Bass has been a vocal advocate countering claims that China allows the Yuan to be massively devalued. According to many experts, as well as Bass, the Yuan would be beaten down by an extra 30-40 percent if it was pegged via a floating exchange rate mechanism.

He also pointed out structural deformities in China’s banking system which are the biggest anchor for their dream to fly. State-run entities soak up all the liquidity from the traditional banking system, making shadow banking the only viable option for most businesses and individuals.

With regard to Bitcoin, Bass’ claims seem to assert that he believes either gold and Bitcoin are speculative or they are both safe havens. Either way, his logic is sound and is one of the few coherent views regarding current economic turmoil.

China’s From Here on Out

The largest Asian country has been a driving force in this bull market. From the government infographic explaining the use of Bitcoin by investors using stablecoins as a means of pushing capital out of China, their impact on the market is significant.
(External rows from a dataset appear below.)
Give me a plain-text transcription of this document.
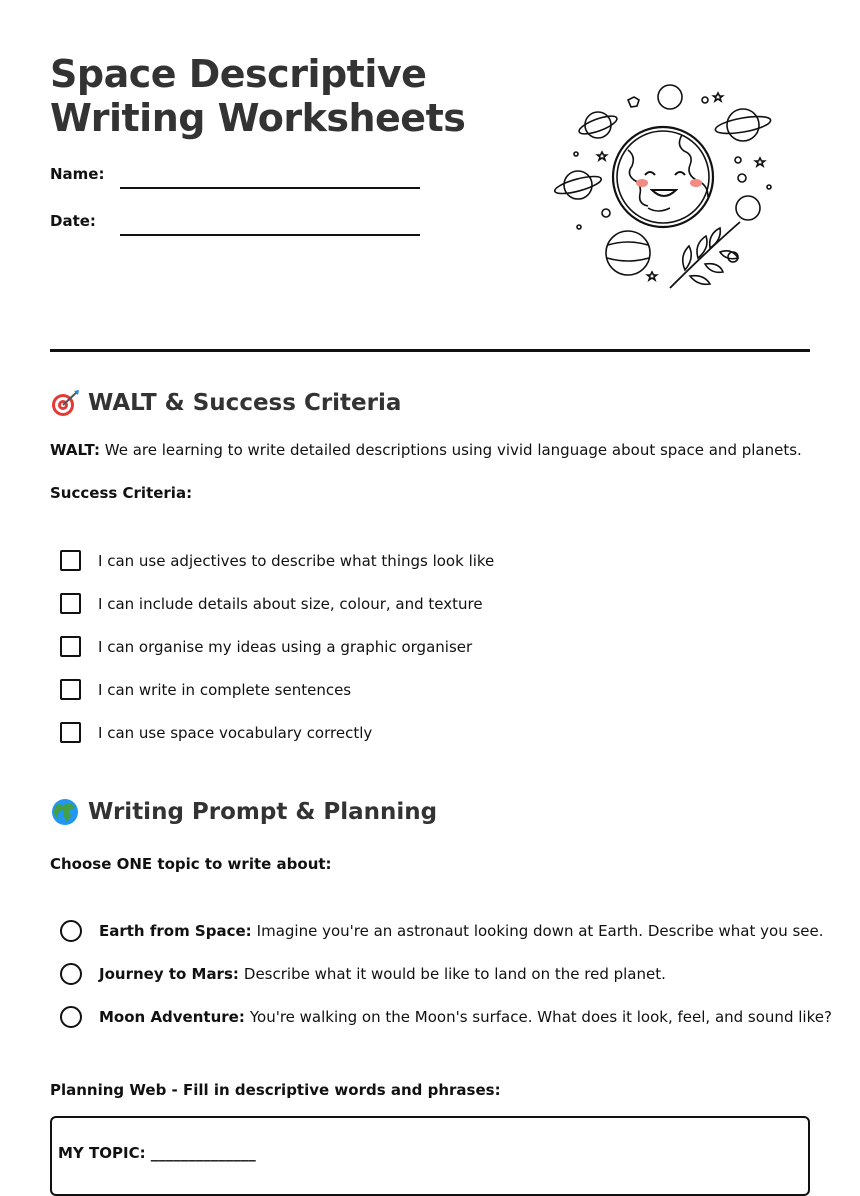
Space Descriptive
Writing Worksheets
Name:
Date:
WALT & Success Criteria
WALT: We are learning to write detailed descriptions using vivid language about space and planets.
Success Criteria:
I can use adjectives to describe what things look like
I can include details about size, colour, and texture
I can organise my ideas using a graphic organiser
I can write in complete sentences
I can use space vocabulary correctly
Writing Prompt & Planning
Choose ONE topic to write about:
Earth from Space: Imagine you're an astronaut looking down at Earth. Describe what you see.
Journey to Mars: Describe what it would be like to land on the red planet.
Moon Adventure: You're walking on the Moon's surface. What does it look, feel, and sound like?
Planning Web - Fill in descriptive words and phrases:
MY TOPIC: ______________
But as Kyle Bass points out, structural deformities in their economy run much deeper than what is seen on the surface. Their currency reserves are running out and their deficit continues to grow; corporate debt as a proportion of GDP has zoomed past 300 percent and shows no major signs of slowing down.

To cripple China, the United States just has to cut them off from SWIFT. They already have a strong reason to do so as they have been conducting business with entities in Russia and Iran who have had economic sanctions imposed on them.